Eight things a swinging weight reveals

DC·107 Deep Cuts
At the equator, this Earth-tracking pendulum never turns

At the equator, this Earth-tracking pendulum never turns

In 1851 a swinging weight on a long wire became the first proof, visible in a single room, that the Earth turns. As the planet rotates beneath it, the pendulum's swing plane appears to slowly sweep around, knocking over markers one by one. The strange part is how the speed depends on where you stand: a full turn takes about 24 hours divided by the sine of your latitude, so it is fastest at the poles, and at the equator the plane never rotates at all.
Why a Newton's cradle sends out one ball, not two

Why a Newton's cradle sends out one ball, not two

Lift one steel ball of a Newton's cradle and let it strike the row, and exactly one ball swings out the far side at the same speed.
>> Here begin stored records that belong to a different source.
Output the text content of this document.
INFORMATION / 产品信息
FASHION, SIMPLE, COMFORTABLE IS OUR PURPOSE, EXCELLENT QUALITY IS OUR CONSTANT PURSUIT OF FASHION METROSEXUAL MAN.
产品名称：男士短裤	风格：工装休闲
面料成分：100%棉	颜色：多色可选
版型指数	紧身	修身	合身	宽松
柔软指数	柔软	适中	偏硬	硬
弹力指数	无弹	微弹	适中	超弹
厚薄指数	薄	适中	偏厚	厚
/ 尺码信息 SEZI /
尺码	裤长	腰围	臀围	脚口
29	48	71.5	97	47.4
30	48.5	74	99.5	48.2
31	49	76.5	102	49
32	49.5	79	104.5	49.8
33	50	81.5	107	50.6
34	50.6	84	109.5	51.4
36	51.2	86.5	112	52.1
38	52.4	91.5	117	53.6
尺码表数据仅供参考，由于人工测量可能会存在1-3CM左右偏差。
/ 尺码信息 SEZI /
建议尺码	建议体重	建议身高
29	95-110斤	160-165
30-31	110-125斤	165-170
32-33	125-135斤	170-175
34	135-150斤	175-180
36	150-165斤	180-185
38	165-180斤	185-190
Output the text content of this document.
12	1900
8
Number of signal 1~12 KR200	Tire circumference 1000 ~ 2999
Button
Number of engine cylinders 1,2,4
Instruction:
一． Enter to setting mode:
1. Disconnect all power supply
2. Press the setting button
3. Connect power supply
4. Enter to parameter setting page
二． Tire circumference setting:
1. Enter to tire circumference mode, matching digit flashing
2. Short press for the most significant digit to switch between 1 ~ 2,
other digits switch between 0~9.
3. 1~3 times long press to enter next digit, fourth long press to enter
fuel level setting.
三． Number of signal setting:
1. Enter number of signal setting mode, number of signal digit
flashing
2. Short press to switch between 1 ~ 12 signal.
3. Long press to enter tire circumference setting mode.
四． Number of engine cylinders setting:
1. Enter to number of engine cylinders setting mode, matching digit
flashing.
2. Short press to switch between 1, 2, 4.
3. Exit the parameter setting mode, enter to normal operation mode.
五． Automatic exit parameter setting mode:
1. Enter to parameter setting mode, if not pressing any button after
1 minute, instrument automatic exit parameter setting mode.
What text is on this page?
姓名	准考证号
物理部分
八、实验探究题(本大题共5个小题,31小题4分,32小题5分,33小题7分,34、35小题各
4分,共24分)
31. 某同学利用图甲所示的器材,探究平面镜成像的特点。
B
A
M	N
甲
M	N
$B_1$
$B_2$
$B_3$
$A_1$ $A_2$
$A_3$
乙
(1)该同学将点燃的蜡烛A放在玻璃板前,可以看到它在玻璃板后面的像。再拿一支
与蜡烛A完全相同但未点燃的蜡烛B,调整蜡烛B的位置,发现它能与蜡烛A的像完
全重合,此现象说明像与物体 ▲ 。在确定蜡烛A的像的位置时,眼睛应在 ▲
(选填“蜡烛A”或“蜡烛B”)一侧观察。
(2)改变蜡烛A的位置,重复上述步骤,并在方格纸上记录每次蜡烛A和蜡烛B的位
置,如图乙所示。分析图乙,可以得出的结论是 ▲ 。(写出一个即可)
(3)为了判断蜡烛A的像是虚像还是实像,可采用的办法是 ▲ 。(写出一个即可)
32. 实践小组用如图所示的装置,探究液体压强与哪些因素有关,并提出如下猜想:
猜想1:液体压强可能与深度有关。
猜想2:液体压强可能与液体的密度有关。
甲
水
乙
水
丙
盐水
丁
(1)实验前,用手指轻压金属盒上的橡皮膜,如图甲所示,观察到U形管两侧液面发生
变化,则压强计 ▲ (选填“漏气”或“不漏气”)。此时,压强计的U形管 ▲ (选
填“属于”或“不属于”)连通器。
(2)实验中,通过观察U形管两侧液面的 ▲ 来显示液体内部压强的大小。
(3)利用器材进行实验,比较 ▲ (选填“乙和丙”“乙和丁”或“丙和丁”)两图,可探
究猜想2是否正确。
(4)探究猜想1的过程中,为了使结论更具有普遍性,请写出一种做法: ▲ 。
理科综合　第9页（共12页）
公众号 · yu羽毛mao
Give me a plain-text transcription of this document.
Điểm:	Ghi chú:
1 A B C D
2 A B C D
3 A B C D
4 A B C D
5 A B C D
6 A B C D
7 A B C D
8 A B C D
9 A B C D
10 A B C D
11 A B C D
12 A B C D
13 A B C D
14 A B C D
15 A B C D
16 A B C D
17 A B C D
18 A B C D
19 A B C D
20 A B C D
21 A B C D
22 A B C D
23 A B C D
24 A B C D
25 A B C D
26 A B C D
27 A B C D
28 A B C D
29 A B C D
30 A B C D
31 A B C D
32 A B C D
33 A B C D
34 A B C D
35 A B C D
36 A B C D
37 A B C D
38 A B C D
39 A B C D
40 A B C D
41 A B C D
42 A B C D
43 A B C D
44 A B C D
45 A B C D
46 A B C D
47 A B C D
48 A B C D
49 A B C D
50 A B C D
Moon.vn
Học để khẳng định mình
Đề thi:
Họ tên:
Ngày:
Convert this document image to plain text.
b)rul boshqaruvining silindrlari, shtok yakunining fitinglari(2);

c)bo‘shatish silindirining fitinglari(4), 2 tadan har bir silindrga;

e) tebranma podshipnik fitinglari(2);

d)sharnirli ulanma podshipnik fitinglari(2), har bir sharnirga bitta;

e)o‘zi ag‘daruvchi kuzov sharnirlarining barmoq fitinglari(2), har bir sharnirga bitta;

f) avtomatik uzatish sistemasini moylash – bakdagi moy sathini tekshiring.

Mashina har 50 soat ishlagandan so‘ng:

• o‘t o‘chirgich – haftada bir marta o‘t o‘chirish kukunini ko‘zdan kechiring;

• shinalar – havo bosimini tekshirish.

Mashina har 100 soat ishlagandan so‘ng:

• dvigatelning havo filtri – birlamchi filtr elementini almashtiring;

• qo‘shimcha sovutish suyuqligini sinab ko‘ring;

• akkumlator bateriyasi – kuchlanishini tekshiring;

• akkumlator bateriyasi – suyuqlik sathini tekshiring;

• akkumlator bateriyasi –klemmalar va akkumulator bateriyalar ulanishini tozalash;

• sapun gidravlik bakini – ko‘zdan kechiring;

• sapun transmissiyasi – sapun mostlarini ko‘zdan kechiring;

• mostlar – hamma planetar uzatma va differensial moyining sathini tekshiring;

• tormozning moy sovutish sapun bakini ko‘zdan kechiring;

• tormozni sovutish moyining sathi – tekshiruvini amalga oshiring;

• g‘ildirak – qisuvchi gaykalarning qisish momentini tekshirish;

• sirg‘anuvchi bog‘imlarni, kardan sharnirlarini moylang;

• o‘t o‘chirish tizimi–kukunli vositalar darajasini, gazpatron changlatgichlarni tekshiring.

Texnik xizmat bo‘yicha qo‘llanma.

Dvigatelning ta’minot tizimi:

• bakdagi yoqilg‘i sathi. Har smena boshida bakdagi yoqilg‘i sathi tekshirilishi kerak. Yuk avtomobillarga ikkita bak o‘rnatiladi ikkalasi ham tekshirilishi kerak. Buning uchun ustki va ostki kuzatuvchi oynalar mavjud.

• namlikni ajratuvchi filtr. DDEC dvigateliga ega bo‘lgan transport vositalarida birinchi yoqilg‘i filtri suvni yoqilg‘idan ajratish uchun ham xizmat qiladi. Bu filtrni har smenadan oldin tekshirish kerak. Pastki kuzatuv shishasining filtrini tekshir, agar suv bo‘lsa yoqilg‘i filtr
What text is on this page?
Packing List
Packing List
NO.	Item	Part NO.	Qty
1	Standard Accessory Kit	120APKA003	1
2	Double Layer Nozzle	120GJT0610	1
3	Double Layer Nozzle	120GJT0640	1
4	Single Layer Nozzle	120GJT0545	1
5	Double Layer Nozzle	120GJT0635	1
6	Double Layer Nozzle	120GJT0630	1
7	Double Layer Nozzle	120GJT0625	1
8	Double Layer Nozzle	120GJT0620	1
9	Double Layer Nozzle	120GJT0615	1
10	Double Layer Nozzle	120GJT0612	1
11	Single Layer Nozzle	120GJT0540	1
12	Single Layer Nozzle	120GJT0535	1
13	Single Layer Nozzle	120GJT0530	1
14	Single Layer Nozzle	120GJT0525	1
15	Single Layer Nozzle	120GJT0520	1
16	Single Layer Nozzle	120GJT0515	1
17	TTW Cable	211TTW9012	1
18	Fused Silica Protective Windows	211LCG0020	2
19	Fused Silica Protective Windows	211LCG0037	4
Why not two balls at half the speed? That outcome would still balance the momentum, but it would quietly lose energy, because energy depends on speed squared, not just speed. Only the one-ball-out result satisfies conservation of momentum and conservation of energy at once. It takes two laws, not one, to explain the click.
A perfect clock ran slow near the equator

A perfect clock ran slow near the equator

In 1672 an astronomer carried a finely tuned pendulum clock from Paris to Cayenne, near the equator, and found it fell behind by about two and a half minutes a day. The pendulum had not broken; gravity was simply weaker there, so it swung a touch slower. The clue revealed something about the whole planet: the Earth is not a perfect sphere but bulges at the equator, leaving the surface there farther from the centre and the pull of gravity slightly reduced.
Before electronics, a swinging block clocked a bullet

Before electronics, a swinging block clocked a bullet

How fast does a bullet fly? Before stopwatches and sensors could be made quick enough, the answer came from a heavy block hung on cords. Fire a projectile into the block and it absorbs the impact, swinging back and upward; from how high it rises you can calculate the speed the bullet must have carried. Invented in 1742, this swinging block was the first reliable way to measure projectile velocity, and it turned gunnery into a real science.
The metre was nearly the length of a one-second swing

The metre was nearly the length of a one-second swing

A pendulum's swing depends only on its length and gravity, not on its weight, and one with a half-swing of exactly one second turns out to be just under a metre long, about 0.994 m. In 1790 this near-coincidence inspired a proposal to define the metre itself as the length of a one-second pendulum. It was rejected for a subtle reason: gravity varies from place to place, so the same pendulum would set a slightly different metre in Paris than at the equator.
Add one joint and a pendulum becomes pure chaos

Add one joint and a pendulum becomes pure chaos

A single pendulum swings in a smooth, predictable arc. Join a second arm to the end of the first, and the tidy motion collapses into chaos. The double pendulum is a classic example of a deterministic system that is still unpredictable: it follows exact physical laws, yet two releases from almost identical positions diverge wildly within seconds, so its long-term path can never be forecast. The tiniest difference at the start grows without limit.
A giant hanging ball keeps a tower from swaying

A giant hanging ball keeps a tower from swaying

Tall towers sway in high winds, so some are steadied by a pendulum hidden inside. A massive sphere, in one famous case around 660 tonnes of welded steel plates, hangs near the top on thick cables. When the building leans one way, the heavy sphere swings the other, lagging behind the structure and pulling against its motion. Tuned to match the tower's natural sway, this single pendulum can cut the building's movement by up to 40 percent.
A metronome ticks slow with its weight up top

A metronome ticks slow with its weight up top

A pendulum normally swings faster the shorter it is, so a small desk-sized one should tick far too quickly for music. The metronome cheats by being upside down: its swinging rod is weighted below the pivot and carries a second sliding weight above it. Raising that upper weight slows the beat dramatically, letting a compact device tick as slowly as 40 beats a minute and as fast as 208, simply by moving the slider up or down.